Paling kurang, seseorang manusia dewasa harus mampu memenuhi tiga kebutuhan
yang paling dasar dalam hidupnya, yaitu pangan, papan dan sandang.
Meski
demikian, kenyataan menunjukkan bahwa masih ada kelompok masyarakat yang belum
mampu memenuhi kebutuhan-kebutuhan dasar itu dengan baik. Di daerah-daerah
dimana persaingan antara individu sangat kuat, banyak orang yang menjadi korban
dari situasi persaingan itu. Ada kelompok masyarakat yang karena
ketidakmampuannya menjadi korban dari situasi yang terjadi. Keluarga yang satu
tidak bisa membantu persoalan yang dialami oleh keluarga yang lain, karena
mereka fokus untuk mengatasi berbagai persoalan yang mereka hadapi dalam keluarganya
sendiri. Masalah-masalah sosial-ekonomi sudah mulai menjadi masalah privat yang
mau tidak mau harus mampu diatasi oleh orang yang sedang menghadapi masalah
itu. Tidak ada lagi ruang untuk saling berbagi pengalaman hidup karena semua
orang sibuk dengan urusannya sendiri. Individualisme semakin tumbuh dan
berkembang di tengah semakin maraknya persoalan sosial yang terjadi di tengah
komunitas masyarakat.
Situasi
seperti yang disebutkan ini juga terjadi ketika Raiffeisen mulai menggagas
koperasi di negaranya di Jerman, meskipun secara kultural dan geografis
memiliki perbedaan. Mereka akhirnya memilih untuk berkumpul bersama untuk
mengatasi persoalan hidup yang sedang mereka hadapi ketika itu. Apa yang
terjadi? Kekuatan-kekuatan kecil yang mereka miliki pada setiap orang saat itu,
akhirnya mampu mengatasi masalah besar yang terjadi yang melanda hampir seluruh
kelompok masyarakat. Kesulitan atau persoalan hidup yang dialami oleh suatu
kelompok masyarakat hanya bisa diatasi oleh kelompok masyarakat itu sendiri.

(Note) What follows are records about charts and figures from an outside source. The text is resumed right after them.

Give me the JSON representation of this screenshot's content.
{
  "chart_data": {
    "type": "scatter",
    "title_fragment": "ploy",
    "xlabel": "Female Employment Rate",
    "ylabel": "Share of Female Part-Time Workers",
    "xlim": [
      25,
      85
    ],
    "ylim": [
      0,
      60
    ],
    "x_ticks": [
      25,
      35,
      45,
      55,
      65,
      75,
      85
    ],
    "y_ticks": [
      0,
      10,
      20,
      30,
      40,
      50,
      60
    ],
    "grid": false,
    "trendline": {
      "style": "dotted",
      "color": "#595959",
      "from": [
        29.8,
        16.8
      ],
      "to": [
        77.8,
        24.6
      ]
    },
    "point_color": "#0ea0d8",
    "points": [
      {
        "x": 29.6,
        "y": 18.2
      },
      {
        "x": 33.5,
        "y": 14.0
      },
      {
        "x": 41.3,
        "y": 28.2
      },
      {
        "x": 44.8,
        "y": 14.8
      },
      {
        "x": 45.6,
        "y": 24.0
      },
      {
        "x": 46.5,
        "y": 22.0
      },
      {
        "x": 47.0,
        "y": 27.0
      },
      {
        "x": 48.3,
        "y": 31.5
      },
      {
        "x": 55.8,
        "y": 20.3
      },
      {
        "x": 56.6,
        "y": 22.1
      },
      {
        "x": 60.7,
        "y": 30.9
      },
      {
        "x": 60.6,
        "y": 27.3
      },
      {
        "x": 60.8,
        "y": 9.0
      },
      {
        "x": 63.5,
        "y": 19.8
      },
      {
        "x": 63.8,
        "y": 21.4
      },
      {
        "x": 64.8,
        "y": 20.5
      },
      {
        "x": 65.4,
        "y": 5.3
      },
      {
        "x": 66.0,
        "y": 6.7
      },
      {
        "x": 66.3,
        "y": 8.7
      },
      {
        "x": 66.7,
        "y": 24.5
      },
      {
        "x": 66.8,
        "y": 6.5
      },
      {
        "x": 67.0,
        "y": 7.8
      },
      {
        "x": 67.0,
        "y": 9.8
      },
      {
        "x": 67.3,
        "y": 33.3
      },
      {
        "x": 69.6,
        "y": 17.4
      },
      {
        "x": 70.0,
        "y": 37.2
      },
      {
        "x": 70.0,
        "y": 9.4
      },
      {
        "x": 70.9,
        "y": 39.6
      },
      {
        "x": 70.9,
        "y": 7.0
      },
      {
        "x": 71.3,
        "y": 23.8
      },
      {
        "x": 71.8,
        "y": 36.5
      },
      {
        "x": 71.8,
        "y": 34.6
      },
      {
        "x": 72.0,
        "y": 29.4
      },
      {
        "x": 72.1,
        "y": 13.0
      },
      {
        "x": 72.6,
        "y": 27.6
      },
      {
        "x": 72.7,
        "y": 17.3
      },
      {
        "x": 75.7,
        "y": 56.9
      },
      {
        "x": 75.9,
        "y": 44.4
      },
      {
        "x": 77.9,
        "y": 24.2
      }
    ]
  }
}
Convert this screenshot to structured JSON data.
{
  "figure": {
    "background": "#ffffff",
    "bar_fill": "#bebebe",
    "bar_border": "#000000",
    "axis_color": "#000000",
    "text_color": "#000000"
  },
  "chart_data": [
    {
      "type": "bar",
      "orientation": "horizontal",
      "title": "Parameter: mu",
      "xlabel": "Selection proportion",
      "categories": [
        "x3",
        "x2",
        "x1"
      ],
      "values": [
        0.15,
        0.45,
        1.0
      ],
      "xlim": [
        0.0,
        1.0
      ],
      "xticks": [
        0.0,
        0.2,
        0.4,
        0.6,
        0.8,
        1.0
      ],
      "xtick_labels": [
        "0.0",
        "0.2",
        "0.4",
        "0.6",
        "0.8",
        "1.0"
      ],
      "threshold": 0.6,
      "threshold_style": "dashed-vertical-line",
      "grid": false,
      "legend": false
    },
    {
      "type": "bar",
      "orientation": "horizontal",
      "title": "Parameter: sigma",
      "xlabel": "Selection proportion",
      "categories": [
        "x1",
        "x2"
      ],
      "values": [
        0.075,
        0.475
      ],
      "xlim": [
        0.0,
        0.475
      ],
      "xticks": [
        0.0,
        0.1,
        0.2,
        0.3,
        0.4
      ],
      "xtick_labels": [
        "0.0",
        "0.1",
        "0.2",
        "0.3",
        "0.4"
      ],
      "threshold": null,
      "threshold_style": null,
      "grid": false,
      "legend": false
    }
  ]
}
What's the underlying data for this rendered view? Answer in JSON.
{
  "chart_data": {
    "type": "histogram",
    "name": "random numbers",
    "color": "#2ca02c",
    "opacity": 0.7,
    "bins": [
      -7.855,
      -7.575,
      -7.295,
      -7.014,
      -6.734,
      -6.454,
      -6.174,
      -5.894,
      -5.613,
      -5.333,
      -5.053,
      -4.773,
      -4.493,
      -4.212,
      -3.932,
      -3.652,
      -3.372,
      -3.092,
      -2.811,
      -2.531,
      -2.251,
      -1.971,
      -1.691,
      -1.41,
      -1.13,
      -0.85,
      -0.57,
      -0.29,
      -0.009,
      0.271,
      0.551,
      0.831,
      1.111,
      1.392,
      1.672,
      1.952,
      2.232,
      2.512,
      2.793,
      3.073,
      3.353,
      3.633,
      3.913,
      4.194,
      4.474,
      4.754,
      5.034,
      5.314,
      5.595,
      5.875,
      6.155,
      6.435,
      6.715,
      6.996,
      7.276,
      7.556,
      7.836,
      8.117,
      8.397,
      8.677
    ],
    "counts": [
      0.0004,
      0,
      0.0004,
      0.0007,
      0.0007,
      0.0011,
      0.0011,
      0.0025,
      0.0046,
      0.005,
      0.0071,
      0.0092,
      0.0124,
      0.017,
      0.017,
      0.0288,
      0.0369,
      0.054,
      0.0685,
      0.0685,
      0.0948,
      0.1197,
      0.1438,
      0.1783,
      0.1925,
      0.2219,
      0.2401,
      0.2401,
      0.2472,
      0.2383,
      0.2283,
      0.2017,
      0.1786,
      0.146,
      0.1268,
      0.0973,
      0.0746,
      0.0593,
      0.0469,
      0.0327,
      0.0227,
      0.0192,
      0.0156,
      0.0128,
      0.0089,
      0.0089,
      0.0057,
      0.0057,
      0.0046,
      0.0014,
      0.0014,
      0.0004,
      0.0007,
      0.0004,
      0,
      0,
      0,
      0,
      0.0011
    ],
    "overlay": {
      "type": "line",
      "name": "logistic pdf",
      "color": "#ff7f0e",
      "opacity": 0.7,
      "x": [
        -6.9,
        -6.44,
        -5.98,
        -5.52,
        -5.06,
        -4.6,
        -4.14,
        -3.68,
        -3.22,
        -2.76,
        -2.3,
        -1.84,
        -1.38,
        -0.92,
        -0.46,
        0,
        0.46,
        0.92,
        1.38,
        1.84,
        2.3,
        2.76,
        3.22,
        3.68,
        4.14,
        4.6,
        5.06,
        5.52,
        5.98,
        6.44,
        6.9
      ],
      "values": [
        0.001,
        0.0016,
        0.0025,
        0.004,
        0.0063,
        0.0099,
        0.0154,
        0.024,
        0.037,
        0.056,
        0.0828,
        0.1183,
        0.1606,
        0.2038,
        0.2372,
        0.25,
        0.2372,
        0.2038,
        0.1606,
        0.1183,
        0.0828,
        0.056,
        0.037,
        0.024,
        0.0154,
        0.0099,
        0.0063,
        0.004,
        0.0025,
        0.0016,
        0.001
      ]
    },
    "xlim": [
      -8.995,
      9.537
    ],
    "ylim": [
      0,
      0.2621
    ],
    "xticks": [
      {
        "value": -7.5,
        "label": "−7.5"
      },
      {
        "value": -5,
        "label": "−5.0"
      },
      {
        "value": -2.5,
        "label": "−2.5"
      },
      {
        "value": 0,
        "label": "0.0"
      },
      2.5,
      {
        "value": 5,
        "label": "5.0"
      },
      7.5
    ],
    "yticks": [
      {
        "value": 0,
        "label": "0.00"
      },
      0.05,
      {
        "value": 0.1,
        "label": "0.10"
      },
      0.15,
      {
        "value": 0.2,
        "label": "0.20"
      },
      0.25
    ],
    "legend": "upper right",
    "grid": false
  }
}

Inilah prinsip yang kemudian membuat mereka menjadi sangat maju dan kuat dalam
mengatasi berbagai persoalan yang terjadi.
Pengalaman-pengalaman
seperti yang disebutkan di atas tentu sangat menarik untuk dijadikan sebagai
pelajaran dalam konteks masyarakat sekarang secara khusus dalam kehidupan
berkoperasi. Di tengah situasi sosial masyarakat yang diwarnai dengan berbagai
persoalan, persatuan dan rasa senasib dan sepenanggungan menjadi modal kuat
yang harus terus menerus dipupuk. Dengan sebuah pendekatan manajemen
pengelolaan yang baik, maka berbagai persoalan yang terjadi dalam masyarakat
hanya bisa diatasi apabila kelompok masyarakat itu bersatu dan menghimpun
berbagai kekuatan yang mereka miliki sekecil apapun itu. Filosofi dasar dalam
hidup berkoperasi dengan selogannya aku susah kau bantu, kau susah aku bantu
harus sungguh-sungguh menjadi kata-kata yang hidup. Kemaslahatan bersama dalam
sebuah komunitas masyarakat hanya bisa terjadi ketika ada persatuan untuk
mengatasi berbagai persoalan yang terjadi.